@pezus
You seem to answer your own question. If the games eventually disappear from the shelves completely then logic tells us that the game has sold through at least its first production run. So if this site is telling us it sold closer to a million relatively soon after its launch. Then that should mean that the initial production run was a million units, and if it did well enough early on then a second smaller production run probably happened. It is simply a matter of basic deductive logic.
We all know how the game is played. Games rarely get destroyed. They just get discounted until they all get sold. The only exceptions being faulty games, or games that just can't be sold. Any game that sells over half a million is without question good enough to not fall in the latter category. So like it or not even if this site doesn't say so. It is highly likely that those games sold a million or more copies.
On the subject of this sites tracking.

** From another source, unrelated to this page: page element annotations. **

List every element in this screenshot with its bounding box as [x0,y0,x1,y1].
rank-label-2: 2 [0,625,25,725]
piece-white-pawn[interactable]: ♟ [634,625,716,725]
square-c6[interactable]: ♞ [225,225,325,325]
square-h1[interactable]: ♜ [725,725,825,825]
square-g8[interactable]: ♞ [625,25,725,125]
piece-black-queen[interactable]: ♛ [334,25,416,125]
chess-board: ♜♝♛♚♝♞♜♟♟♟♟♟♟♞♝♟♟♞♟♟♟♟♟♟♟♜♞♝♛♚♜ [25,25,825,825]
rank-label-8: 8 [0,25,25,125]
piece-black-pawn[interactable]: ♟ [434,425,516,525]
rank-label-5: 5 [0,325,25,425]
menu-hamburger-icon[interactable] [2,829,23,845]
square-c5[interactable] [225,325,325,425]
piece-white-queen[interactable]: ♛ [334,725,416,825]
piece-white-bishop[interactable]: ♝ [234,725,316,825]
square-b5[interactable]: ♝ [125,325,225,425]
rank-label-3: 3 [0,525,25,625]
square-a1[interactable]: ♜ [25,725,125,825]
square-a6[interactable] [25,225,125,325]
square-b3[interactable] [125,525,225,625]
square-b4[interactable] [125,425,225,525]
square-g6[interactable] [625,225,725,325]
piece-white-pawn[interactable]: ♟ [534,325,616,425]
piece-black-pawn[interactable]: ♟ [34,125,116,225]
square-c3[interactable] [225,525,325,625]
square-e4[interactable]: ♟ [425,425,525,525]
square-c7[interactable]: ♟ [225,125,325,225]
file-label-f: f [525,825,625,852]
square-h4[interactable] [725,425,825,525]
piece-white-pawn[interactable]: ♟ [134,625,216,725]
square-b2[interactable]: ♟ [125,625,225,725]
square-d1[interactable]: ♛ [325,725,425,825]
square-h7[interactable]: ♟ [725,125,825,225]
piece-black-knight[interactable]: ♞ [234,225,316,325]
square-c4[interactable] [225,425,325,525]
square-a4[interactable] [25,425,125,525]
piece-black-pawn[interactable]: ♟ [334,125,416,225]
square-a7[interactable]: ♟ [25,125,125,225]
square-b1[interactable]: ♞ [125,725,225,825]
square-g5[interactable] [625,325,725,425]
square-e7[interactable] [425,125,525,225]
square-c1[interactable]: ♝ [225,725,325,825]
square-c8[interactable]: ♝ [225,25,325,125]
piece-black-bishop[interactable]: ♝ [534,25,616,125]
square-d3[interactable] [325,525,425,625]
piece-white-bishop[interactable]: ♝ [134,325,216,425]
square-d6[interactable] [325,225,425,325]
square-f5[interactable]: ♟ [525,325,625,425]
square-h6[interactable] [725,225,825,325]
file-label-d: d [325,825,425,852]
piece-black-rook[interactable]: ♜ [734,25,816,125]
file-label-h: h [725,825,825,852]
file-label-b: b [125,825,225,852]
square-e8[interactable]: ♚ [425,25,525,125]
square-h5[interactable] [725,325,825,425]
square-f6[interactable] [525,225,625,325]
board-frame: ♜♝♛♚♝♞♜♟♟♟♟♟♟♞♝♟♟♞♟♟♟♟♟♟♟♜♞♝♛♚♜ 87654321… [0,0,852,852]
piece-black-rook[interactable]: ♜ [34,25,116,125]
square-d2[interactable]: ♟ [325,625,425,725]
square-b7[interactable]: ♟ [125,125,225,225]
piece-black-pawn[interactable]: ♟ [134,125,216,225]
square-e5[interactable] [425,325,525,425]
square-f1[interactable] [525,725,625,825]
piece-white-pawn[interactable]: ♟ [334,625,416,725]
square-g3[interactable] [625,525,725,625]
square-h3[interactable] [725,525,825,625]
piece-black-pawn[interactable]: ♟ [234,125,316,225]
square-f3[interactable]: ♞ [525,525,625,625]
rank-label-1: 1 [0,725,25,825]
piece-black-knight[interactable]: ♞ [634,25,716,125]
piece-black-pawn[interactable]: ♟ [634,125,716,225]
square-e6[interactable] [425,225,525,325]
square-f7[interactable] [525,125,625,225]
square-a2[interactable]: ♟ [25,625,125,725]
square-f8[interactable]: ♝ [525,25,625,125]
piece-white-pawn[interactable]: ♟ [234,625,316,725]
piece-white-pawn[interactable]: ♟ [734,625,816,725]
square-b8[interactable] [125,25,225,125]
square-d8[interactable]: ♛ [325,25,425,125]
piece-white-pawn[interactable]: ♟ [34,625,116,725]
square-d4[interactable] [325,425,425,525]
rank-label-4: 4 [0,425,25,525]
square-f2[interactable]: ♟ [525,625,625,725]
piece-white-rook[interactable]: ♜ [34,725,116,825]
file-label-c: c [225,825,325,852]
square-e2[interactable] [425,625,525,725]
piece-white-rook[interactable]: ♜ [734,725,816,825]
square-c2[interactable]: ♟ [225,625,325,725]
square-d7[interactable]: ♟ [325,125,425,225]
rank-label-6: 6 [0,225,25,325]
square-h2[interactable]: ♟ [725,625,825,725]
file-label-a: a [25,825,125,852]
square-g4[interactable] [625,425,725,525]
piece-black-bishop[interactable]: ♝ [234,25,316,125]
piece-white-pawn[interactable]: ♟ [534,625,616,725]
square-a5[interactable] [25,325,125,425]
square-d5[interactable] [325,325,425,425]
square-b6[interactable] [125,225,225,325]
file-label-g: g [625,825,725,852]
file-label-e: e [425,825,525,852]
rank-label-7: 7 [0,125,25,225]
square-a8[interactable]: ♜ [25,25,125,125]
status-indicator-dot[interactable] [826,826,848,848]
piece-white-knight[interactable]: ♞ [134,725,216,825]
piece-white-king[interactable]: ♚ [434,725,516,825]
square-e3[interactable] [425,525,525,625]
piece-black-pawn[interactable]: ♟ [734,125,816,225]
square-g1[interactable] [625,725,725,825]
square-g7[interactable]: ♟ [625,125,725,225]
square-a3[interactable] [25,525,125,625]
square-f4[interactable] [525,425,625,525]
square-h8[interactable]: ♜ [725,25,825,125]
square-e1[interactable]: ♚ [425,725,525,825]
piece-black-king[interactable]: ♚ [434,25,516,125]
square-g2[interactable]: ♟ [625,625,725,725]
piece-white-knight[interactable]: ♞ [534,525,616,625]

I assume that the majority of what we see are generic extrapolations, and you can probably safely assume that they will never admit to that. After a game leaves the ranks of the top sellers they just take the previous weeks figures, and plug them into a standardized mathematical progression. Which will carry the sales down to a point where they don't even bother to pretend that they are actively tracking the sales at all. It really is like clockwork.
When this site provided weekly figures on the games profile page you could do the math, and see that almost every single game followed the same predictable progression, and that is purely nonsense right there. Buying patterns are a product of human behavior, and there is nothing less predictable in nature. Even games three or four months out from their launch should have detectable spikes, or even inexplicable dead patches. They shouldn't fit perfectly into any kind of curve.
Really a lot of it isn't even educated guess work. It is just the same rule of thumb applied to all. Unless what is being tracked has what we all used to call legs. Anyway what this site provides is decent short term tracking based upon a limited data set and secondary sources. It isn't a question of accuracy so much as it is a question of respectable data not being present. You shouldn't be drawing grand conclusions at all. Nobody should for that matter.
P.S.S
Actually it isn't better then nothing. Bad data can lead you to draw the wrong conclusions. If you want to use the data then limit yourself to the most reliable part of the data sets. Namely what the market is doing in the here and now. Not sales where this site could be off by hundreds of thousands of units.